The dragon has finally awoken.

In Sunday night's episode of Game of Thrones, Daenerys mercilessly unleashed her wrath on the innocents of King's Landing, marking one of the most disturbing turns in the series' history. But while many fans were dismayed by Daenerys' perceived swerve in "The Bells," the flight of the Mad Queen was actually a return to the sort of complexity that has made Game of Thrones such an enduring story — a complexity it has often lost along the way.

Since Thrones' debut, Daenerys' storyline has been willfully misinterpreted as "empowering," despite warning signs that she is not the one-note heroine some people yearn for. Construing Daenerys as a stand-in for all female leaders has in fact always been a mistake. As the "previously on Game of Thrones" recap before "The Bells" reminded viewers, her turn toward tyranny has been in the making since the very first season, rooted in the echo of her brother Viserys' threat: "You don't want to wake the dragon, do you?"

Even Daenerys' earliest flirtations with power were deeply unsettling. The first sign that something was off in her judgment came during season two, when Daenerys ordered her handmaiden Doreah and the merchant Xaro to be locked alive in a vault after the pair conspired to betray her to the Warlocks of Qarth. Daenerys' uncompromising sense of "justice" has remained a constant ever since, from the Sack of Astapor, when she ordered every un-enslaved man in the city killed, to shrugging off her advisers and demanding the crucifixion of the Great Masters of Meereen. The books are often even more direct in tipping the hand than the TV series:

That Daenerys is not "pure good" makes her a far more compelling character, though, just as her many positive attributes make her turn in "The Bells" all the more tragic. After all, Game of Thrones was never supposed to be a story about the battle between the so-called forces of good and evil. As creator George R.R. Martin has frequently expressed, Thrones is much more about how that conflict takes place in individual hearts: "In real life," he has insisted, "the hardest aspect of the battle between good and evil is determining which is which." Daenerys, then, represents a choice all leaders have to make: to rule by earning love or by instilling fear. With the former failing, Daenerys resorts to the latter in "The Bells," a decision we've seen her inch closer and closer toward with every season.

Game of Thrones has nevertheless struggled to produce genuinely complicated and believable antagonists, often falling on the crutch of "pure evil" characters like Euron or the Night King. Daenerys' creep toward tyranny, by contrast, has been downright subtle, and you might be forgiven for missing it at all. Yet while her flight in "The Bells" was shocking, it was also evidence of careful writing — and admittedly, "careful writing" has been something of a rarity in the otherwise clumsy scripts as of late.

Rather than signposting Daenerys' flaws in neon, her most concerning inclinations have been patiently stoked. Keep in mind that Bran's vision of a lone dragon over King's Landing and Daenerys' vision of the Red Keep's ruined throne room came way back in season four. Her arc was long-planned, not a last-minute shark-jump by the showrunners.

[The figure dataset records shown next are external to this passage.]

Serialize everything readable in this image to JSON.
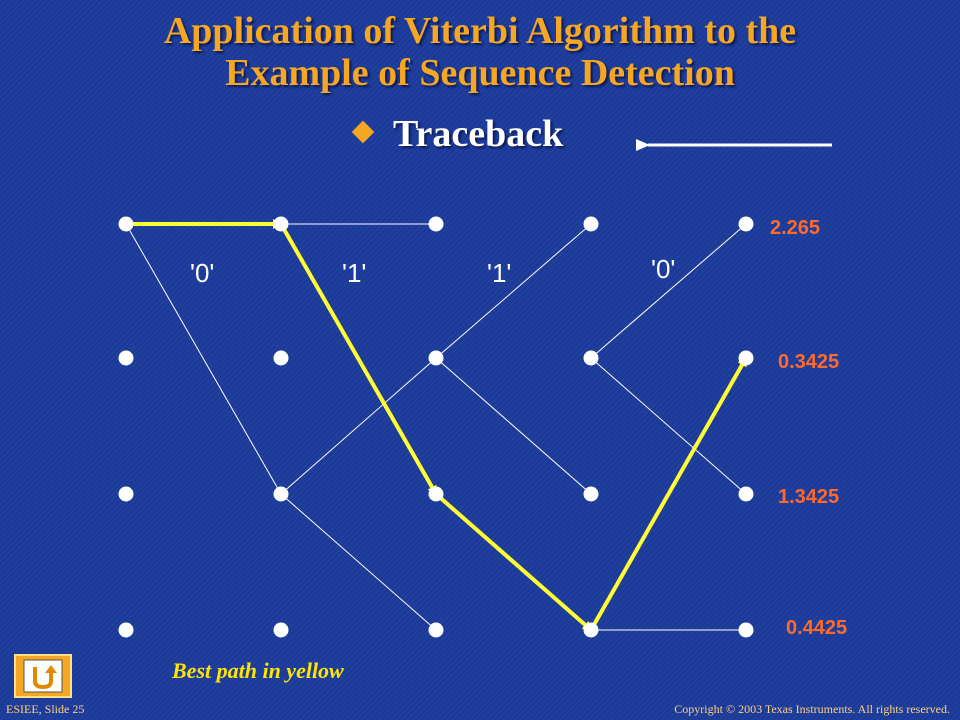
{
  "slide": {
    "title_line1": "Application of Viterbi Algorithm to the",
    "title_line2": "Example of Sequence Detection",
    "subtitle": "Traceback",
    "caption": "Best path in yellow",
    "footer_left": "ESIEE, Slide 25",
    "footer_right": "Copyright © 2003 Texas Instruments. All rights reserved."
  },
  "trellis": {
    "bit_labels": [
      "'0'",
      "'1'",
      "'1'",
      "'0'"
    ],
    "final_metrics": [
      "2.265",
      "0.3425",
      "1.3425",
      "0.4425"
    ],
    "best_path_states": [
      0,
      0,
      2,
      3,
      1
    ],
    "colors": {
      "path": "#ffff33",
      "branch": "#ffffff",
      "metric": "#ff6a2a",
      "title": "#f5a623"
    },
    "icons": {
      "home": "u-turn-icon",
      "bullet": "diamond-bullet-icon",
      "arrow": "left-arrow-icon"
    }
  }
}
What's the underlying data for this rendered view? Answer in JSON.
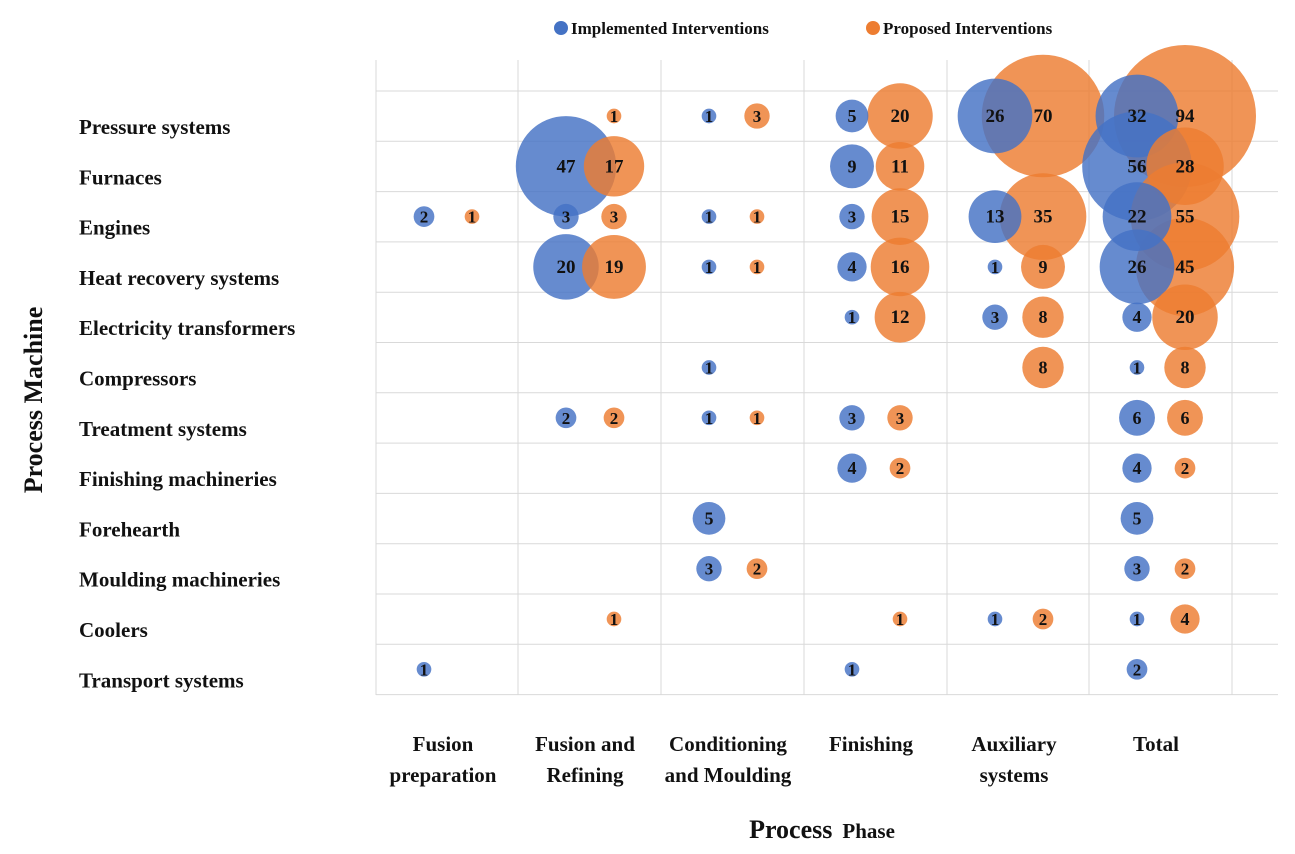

(Season three | Game of Thrones | HBO)


(Season eight | Game of Thrones | HBO)

Unfortunately, the poor writing throughout Thrones' eighth season did nothing to help reinforce the climax in "The Bells," and I am sympathetic to frustrations with how the flip from "the Dragon Queen" to "Mad Queen Daenerys" was ultimately executed. That is to say nothing of the bad writing of the men surrounding her, who irritatingly seem to have no problems with their own moral compasses. It is indeed disappointing that Daenerys' embrace of tyranny can be written off as inevitable, the product of a "taint" (as Ser Barristan calls it) in her blood. I don't think we're supposed to see Daenerys as literally "mad," though; we've followed her descent into desperation over multiple seasons. While we are horrified by her decisions, we should at least be able to understand why she is making them.

Still, if Daenerys were to have simply defeated Cersei and won the Iron Throne in "The Bells," the show wouldn't have been worth watching. The "heroic one-dimensional woman leader" narrative thrust upon Daenerys would have been unbearably patronizing in the case of her simply becoming "the Good Queen" to Cersei's bad. But Thrones has never been about one-note characters (despite its propensity to occasionally write them), just as it has never been a show remotely interested in doing what is most expected of it.

Daenerys' story is messy and sad, complicated and also entirely understandable. It is achingly, tragically, recognizably, and horrifically human, with the death of the innocents of King's Landing a thin atom bomb allegory. In that particular historical parallel, too, we might have thought we knew who the "good guys" were supposed to be. But when the ash settles, as Game of Thrones reminds us, the truth is always far more complicated.